Interchain decentralized data hosting project Bluzelle (BLZ) announced the launch of its mainnet which aims to combine the advantages of edge computing with distributed ledger technology (DLT).
According to an announcement shared with Cointelegraph on April 9, Bluezelle will host a network stress test dubbed “Swarm of Duty” which will be incentivized with $30,000 worth of tokens for developers, token holders and validators.
The company says that this test is “the last step before Bluzelle’s mainnet launches” and is meant to ensure that the network can manage real-world usage.
Bluzelle’s team claims that its technology enables decentralized applications (DApps) on any blockchain to store and access its data in a secure and distributed manner. According to the announcement, this prevents the DApp’s reliance on centralized data storage infrastructure which could serve as a central point of failure:
“Transitioning to decentralized storage enables DApps to provision censorship-resistant content while making them more resilient to attack.”
Combining DLT and edge computing
The network divides its nodes into groups that it calls swarms which can be based on geographical position, function or even application. This reportedly allows the network to enjoy some of the bandwidth and latency advantages typical of edge computing systems.
Edge computing is a variation of cloud computing that has servers scattered across the globe in order to connect users to servers near them instead of one centralized server. Bluzelle’s CEO and co-founder Pavel Bains explained:
“A swarm is a collection of nodes all working together for consensus. [This means] that we don’t require system-wide consensus. So we can have a swarm that does validation for Asia. Let’s say there are 30 nodes in that swarm. Let’s say traffic builds up and we decide ‘let’s have a swarm just for Japan’. We can launch that easily. […] The advantage we get is ensuring fast speeds for transactions and scalability.”
Bains told Cointelegraph that he believes this approach results in advantages over competitors such as IPFS:
“With members of the public being able to run edge replica nodes that can serve out Bluzelle’s service requests, all the advantages of edge computing can be met. In fact, with the success of the Bluzelle crypto-economic system, Bluzelle will be able to bring edge computing far closer to the consumer than any traditional edge computing system has been capable of.”
A Cosmos-based database
Bluezelle states that a recent consensus engine update made it the first database to use the inter-blockchain system Cosmos (ATOM) and its Tendermint consensus protocol. Bains told Cointelegraph that using this technology brings the network scalability advantages, Proof-of-Stake (PoS) support and interoperability with other blockchains.

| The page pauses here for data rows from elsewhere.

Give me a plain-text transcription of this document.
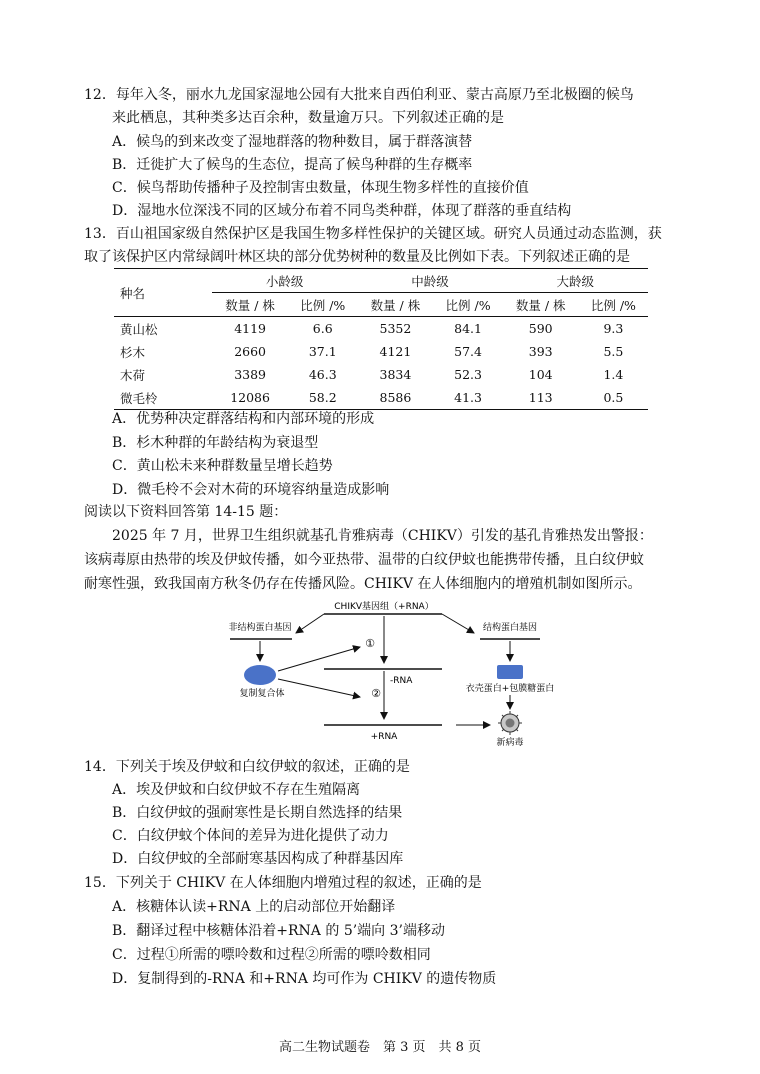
12．每年入冬，丽水九龙国家湿地公园有大批来自西伯利亚、蒙古高原乃至北极圈的候鸟
来此栖息，其种类多达百余种，数量逾万只。下列叙述正确的是
A．候鸟的到来改变了湿地群落的物种数目，属于群落演替
B．迁徙扩大了候鸟的生态位，提高了候鸟种群的生存概率
C．候鸟帮助传播种子及控制害虫数量，体现生物多样性的直接价值
D．湿地水位深浅不同的区域分布着不同鸟类种群，体现了群落的垂直结构
13．百山祖国家级自然保护区是我国生物多样性保护的关键区域。研究人员通过动态监测，获
取了该保护区内常绿阔叶林区块的部分优势树种的数量及比例如下表。下列叙述正确的是
种名	小龄级		中龄级		大龄级	
	数量 / 株	比例 /%	数量 / 株	比例 /%	数量 / 株	比例 /%
黄山松	4119	6.6	5352	84.1	590	9.3
杉木	2660	37.1	4121	57.4	393	5.5
木荷	3389	46.3	3834	52.3	104	1.4
微毛柃	12086	58.2	8586	41.3	113	0.5
A．优势种决定群落结构和内部环境的形成
B．杉木种群的年龄结构为衰退型
C．黄山松未来种群数量呈增长趋势
D．微毛柃不会对木荷的环境容纳量造成影响
阅读以下资料回答第 14-15 题：
2025 年 7 月，世界卫生组织就基孔肯雅病毒（CHIKV）引发的基孔肯雅热发出警报：
该病毒原由热带的埃及伊蚊传播，如今亚热带、温带的白纹伊蚊也能携带传播，且白纹伊蚊
耐寒性强，致我国南方秋冬仍存在传播风险。CHIKV 在人体细胞内的增殖机制如图所示。
CHIKV基因组（+RNA）
非结构蛋白基因	结构蛋白基因
①
-RNA
②
+RNA
复制复合体	衣壳蛋白+包膜糖蛋白
新病毒
14．下列关于埃及伊蚊和白纹伊蚊的叙述，正确的是
A．埃及伊蚊和白纹伊蚊不存在生殖隔离
B．白纹伊蚊的强耐寒性是长期自然选择的结果
C．白纹伊蚊个体间的差异为进化提供了动力
D．白纹伊蚊的全部耐寒基因构成了种群基因库
15．下列关于 CHIKV 在人体细胞内增殖过程的叙述，正确的是
A．核糖体认读+RNA 上的启动部位开始翻译
B．翻译过程中核糖体沿着+RNA 的 5’端向 3’端移动
C．过程①所需的嘌呤数和过程②所需的嘌呤数相同
D．复制得到的-RNA 和+RNA 均可作为 CHIKV 的遗传物质
高二生物试题卷　第 3 页　共 8 页
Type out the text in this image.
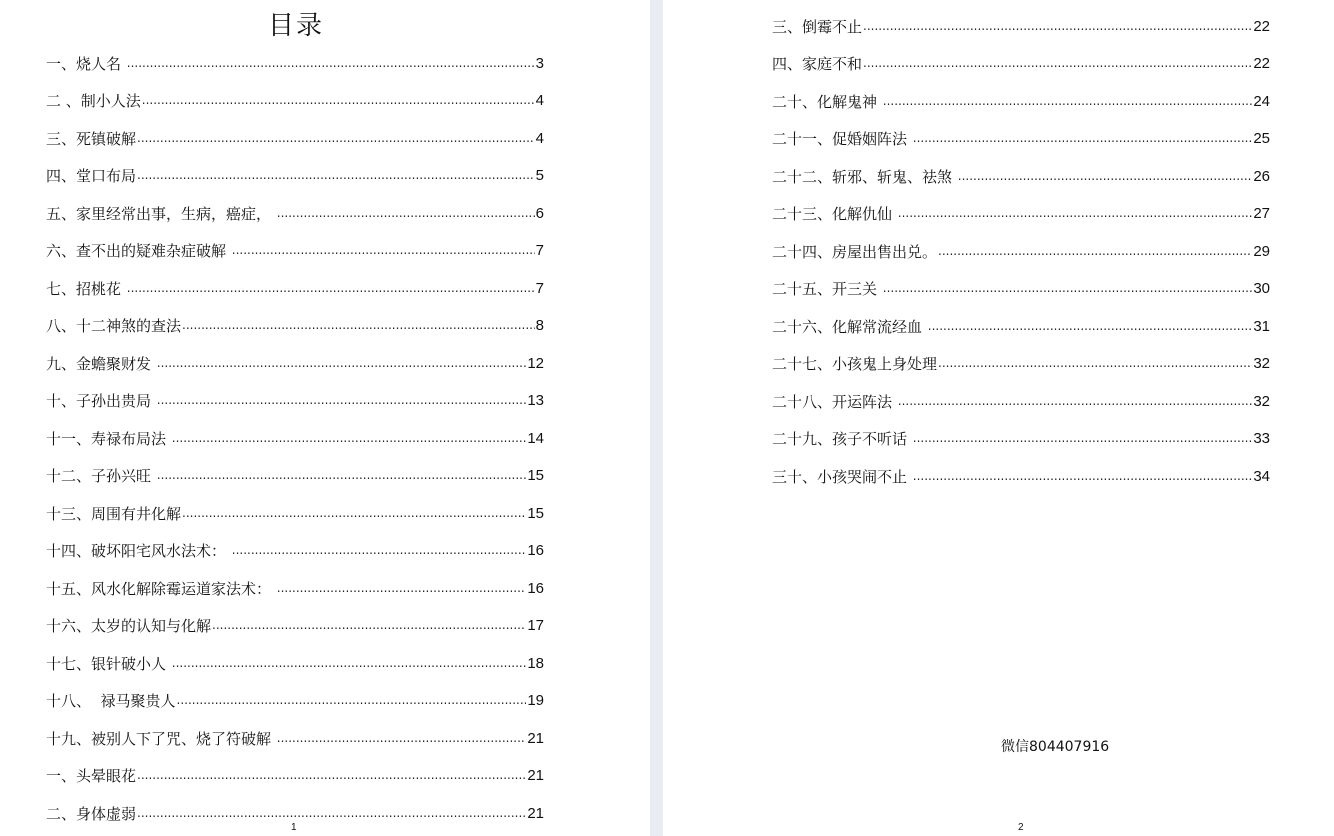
目录
一、烧人名 .....	3
二 、制小人法 .....	4
三、死镇破解 .....	4
四、堂口布局 .....	5
五、家里经常出事，生病，癌症， .....	6
六、查不出的疑难杂症破解 .....	7
七、招桃花 .....	7
八、十二神煞的查法 .....	8
九、金蟾聚财发 .....	12
十、子孙出贵局 .....	13
十一、寿禄布局法 .....	14
十二、子孙兴旺 .....	15
十三、周围有井化解 .....	15
十四、破坏阳宅风水法术： .....	16
十五、风水化解除霉运道家法术： .....	16
十六、太岁的认知与化解 .....	17
十七、银针破小人 .....	18
十八、  禄马聚贵人 .....	19
十九、被别人下了咒、烧了符破解 .....	21
一、头晕眼花 .....	21
二、身体虚弱 .....	21
1
三、倒霉不止 .....	22
四、家庭不和 .....	22
二十、化解鬼神 .....	24
二十一、促婚姻阵法 .....	25
二十二、斩邪、斩鬼、祛煞 .....	26
二十三、化解仇仙 .....	27
二十四、房屋出售出兑。 .....	29
二十五、开三关 .....	30
二十六、化解常流经血 .....	31
二十七、小孩鬼上身处理 .....	32
二十八、开运阵法 .....	32
二十九、孩子不听话 .....	33
三十、小孩哭闹不止 .....	34
微信804407916
2
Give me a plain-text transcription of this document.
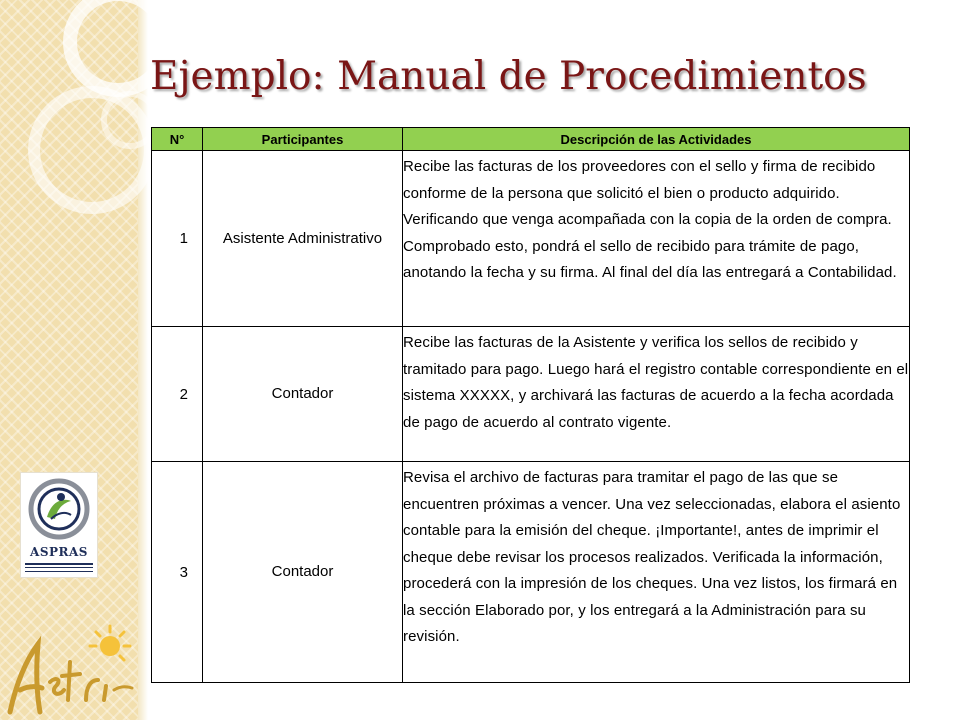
Ejemplo: Manual de Procedimientos
N°	Participantes	Descripción de las Actividades
1	Asistente Administrativo	Recibe las facturas de los proveedores con el sello y firma de recibido conforme de la persona que solicitó el bien o producto adquirido. Verificando que venga acompañada con la copia de la orden de compra. Comprobado esto, pondrá el sello de recibido para trámite de pago, anotando la fecha y su firma. Al final del día las entregará a Contabilidad.
2	Contador	Recibe las facturas de la Asistente y verifica los sellos de recibido y tramitado para pago. Luego hará el registro contable correspondiente en el sistema XXXXX, y archivará las facturas de acuerdo a la fecha acordada de pago de acuerdo al contrato vigente.
3	Contador	Revisa el archivo de facturas para tramitar el pago de las que se encuentren próximas a vencer. Una vez seleccionadas, elabora el asiento contable para la emisión del cheque. ¡Importante!, antes de imprimir el cheque debe revisar los procesos realizados. Verificada la información, procederá con la impresión de los cheques. Una vez listos, los firmará en la sección Elaborado por, y los entregará a la Administración para su revisión.
ASPRAS
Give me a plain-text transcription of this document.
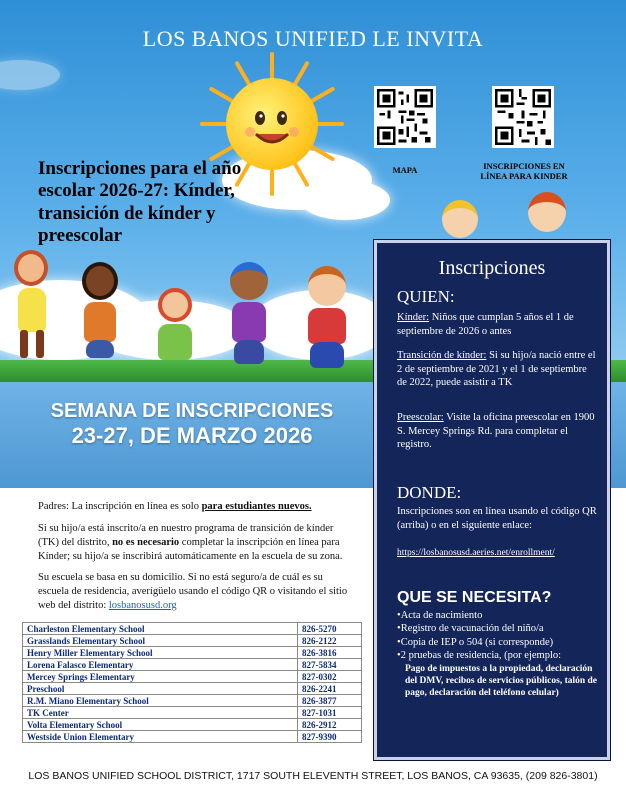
LOS BANOS UNIFIED LE INVITA
MAPA	INSCRIPCIONES EN LÍNEA PARA KINDER
Inscripciones para el año escolar 2026-27: Kínder, transición de kínder y preescolar
SEMANA DE INSCRIPCIONES
23-27, DE MARZO 2026

Padres: La inscripción en línea es solo para estudiantes nuevos.

Si su hijo/a está inscrito/a en nuestro programa de transición de kínder (TK) del distrito, no es necesario completar la inscripción en línea para Kínder; su hijo/a se inscribirá automáticamente en la escuela de su zona.

Su escuela se basa en su domicilio. Si no está seguro/a de cuál es su escuela de residencia, averígüelo usando el código QR o visitando el sitio web del distrito: losbanosusd.org

Charleston Elementary School	826-5270
Grasslands Elementary School	826-2122
Henry Miller Elementary School	826-3816
Lorena Falasco Elementary	827-5834
Mercey Springs Elementary	827-0302
Preschool	826-2241
R.M. Miano Elementary School	826-3877
TK Center	827-1031
Volta Elementary School	826-2912
Westside Union Elementary	827-9390
Inscripciones
QUIEN:
Kínder: Niños que cumplan 5 años el 1 de septiembre de 2026 o antes
Transición de kínder: Si su hijo/a nació entre el 2 de septiembre de 2021 y el 1 de septiembre de 2022, puede asistir a TK
Preescolar: Visite la oficina preescolar en 1900 S. Mercey Springs Rd. para completar el registro.
DONDE:
Inscripciones son en línea usando el código QR (arriba) o en el siguiente enlace:
https://losbanosusd.aeries.net/enrollment/
QUE SE NECESITA?
• Acta de nacimiento
• Registro de vacunación del niño/a
• Copia de IEP o 504 (si corresponde)
• 2 pruebas de residencia, (por ejemplo:
Pago de impuestos a la propiedad, declaración del DMV, recibos de servicios públicos, talón de pago, declaración del teléfono celular)
LOS BANOS UNIFIED SCHOOL DISTRICT, 1717 SOUTH ELEVENTH STREET, LOS BANOS, CA 93635, (209 826-3801)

Bains explained that crypto-economic incentives ensure data availability; customers pay transaction fees when taking advantage of data storage and making changes to the data, motivates validators to perform network maintenance:
“[Validators] need to stake tokens to participate and if they don’t meet the standards, they are slashed and lose their stake. This keeps the loop going. […] Validators can earn BLZ for good behavior while tokens can be taken away for bad behavior. Also, BLZ holders can choose to be delegators.”
Blockchain’s relationship with data storage
Blockchain’s reliability and censorship resistance are values that many try to carry over to other industries. As Cointelegraph reported in a January use case analysis, one such industry is the data storage space where some are trying to create solutions that can safekeep data while taking advantage of the features of blockchain technology.
However, many blockchain-enabled data storage solutions offer security but leave the data transparent and accessible to anyone.